Pour Al Wahda, autre grand barrage agricole dont la retenue s’élève à 3,7 milliards de m3, le taux de remplissage est passé à 85,3% contre 70,1% l’année dernière. Pour oued El Makhazine, dont la capacité s’élève à près de 700 millions de m3, il est passé à 89,3% contre 49,2% à la même date de l’année dernière. Dans ce contexte, la culture céréalière ne pouvait que se porter bien confirmant ainsi la thèse d’une bonne campagne en cours avec 5 millions d’hectares de blés et d’orges cultivés. À la Division de la culture céréalière, cette embellie pluviométrique permettra l’exécution du Plan Maroc Vert à travers la stratégie mise en place et qui se décline en des Plans Agricoles Régionaux au nombre de 16. Désormais, le maître-mot est progression et intensification. C’est-à-dire une agriculture intensive, solidaire et le transfert là où le besoin (manque d’eau) se fera sentir. La pluviométrie exceptionnelle a également interpellé les hauts responsables du pays.

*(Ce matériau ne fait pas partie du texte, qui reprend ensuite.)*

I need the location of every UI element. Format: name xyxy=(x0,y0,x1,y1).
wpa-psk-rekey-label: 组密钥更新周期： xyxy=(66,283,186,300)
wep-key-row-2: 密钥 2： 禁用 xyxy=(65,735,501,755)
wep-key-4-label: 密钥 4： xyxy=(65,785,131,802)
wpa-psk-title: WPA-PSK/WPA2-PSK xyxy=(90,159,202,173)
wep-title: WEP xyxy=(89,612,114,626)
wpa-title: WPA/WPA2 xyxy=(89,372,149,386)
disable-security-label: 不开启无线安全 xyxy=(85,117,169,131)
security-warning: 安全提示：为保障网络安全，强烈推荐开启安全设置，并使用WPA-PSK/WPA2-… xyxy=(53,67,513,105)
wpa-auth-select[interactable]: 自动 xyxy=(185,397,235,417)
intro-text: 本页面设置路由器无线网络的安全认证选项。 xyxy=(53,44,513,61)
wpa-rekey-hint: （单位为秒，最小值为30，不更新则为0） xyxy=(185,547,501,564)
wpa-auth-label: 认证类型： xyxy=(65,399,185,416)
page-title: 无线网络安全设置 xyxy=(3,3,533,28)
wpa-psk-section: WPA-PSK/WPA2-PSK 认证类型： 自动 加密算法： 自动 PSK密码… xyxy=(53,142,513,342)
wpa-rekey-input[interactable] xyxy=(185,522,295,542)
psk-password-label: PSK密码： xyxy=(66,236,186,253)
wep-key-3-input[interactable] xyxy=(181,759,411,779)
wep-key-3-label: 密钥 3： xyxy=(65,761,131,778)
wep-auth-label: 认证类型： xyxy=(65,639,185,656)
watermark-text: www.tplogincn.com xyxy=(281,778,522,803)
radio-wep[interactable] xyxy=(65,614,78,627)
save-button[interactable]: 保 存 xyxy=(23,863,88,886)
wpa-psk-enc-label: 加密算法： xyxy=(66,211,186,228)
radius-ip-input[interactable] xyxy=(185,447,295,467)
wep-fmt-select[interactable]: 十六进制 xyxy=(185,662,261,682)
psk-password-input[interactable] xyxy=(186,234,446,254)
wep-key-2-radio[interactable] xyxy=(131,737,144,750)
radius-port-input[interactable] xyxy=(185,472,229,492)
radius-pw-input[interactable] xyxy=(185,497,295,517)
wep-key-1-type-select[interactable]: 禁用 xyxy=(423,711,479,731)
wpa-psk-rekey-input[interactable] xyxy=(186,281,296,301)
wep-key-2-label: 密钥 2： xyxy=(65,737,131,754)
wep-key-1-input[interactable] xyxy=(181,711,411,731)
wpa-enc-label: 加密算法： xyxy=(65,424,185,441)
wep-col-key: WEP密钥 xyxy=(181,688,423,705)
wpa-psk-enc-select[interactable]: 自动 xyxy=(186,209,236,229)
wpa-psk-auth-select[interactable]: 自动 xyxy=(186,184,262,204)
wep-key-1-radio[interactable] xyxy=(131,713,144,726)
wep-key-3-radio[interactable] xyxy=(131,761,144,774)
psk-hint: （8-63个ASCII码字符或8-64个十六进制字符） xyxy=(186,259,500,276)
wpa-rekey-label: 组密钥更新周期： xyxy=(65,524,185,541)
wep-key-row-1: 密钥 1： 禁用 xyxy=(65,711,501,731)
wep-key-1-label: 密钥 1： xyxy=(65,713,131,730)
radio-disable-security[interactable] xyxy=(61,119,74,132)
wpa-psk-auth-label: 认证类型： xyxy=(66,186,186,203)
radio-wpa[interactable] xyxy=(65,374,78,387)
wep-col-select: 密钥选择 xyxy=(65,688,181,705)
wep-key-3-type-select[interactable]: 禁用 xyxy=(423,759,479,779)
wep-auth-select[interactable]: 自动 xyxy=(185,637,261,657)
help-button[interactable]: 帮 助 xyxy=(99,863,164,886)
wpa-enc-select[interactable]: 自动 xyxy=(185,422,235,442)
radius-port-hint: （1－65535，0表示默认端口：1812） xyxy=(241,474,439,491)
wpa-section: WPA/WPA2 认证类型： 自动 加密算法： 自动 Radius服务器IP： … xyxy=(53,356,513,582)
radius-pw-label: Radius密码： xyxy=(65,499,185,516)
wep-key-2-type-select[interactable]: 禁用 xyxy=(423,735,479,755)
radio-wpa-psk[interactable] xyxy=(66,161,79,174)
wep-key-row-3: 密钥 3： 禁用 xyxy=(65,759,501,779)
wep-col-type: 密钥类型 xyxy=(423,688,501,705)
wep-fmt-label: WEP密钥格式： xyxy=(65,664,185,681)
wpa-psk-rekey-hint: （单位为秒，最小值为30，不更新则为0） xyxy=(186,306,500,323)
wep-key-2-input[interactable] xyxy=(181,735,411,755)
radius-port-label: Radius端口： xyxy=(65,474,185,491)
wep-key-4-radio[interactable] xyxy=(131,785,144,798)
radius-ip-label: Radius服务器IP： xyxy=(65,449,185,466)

Ainsi il est question de mettre "un système météo hydrologique" destiné à optimiser l’alerte précoce et la prévention des inondations et des phénomènes naturels extrêmes est en phase de développement par le secrétariat d’État chargé de l’Eau et de l’Environnement (SEE). Ce système est conçu conjointement avec la Direction de la Météorologie nationale. Quant à la ministre de tutelle, elle devrait s’expliquer sur ce sujet dans les semaines à venir. In fine, l’amélioration des conditions climatiques semble profiter pleinement à la campagne céréalière nationale. Néanmoins, soutient un professionnel, le renchérissement du coût de certains intrants (notamment le carburant à usage agricole) risque d’entraver le développement des écoulements car "à défaut de mettre en oeuvre un processus d’optimisation de la chaîne de commercialisation, le secteur pourrait perdre en compétitivité en faveur des importations".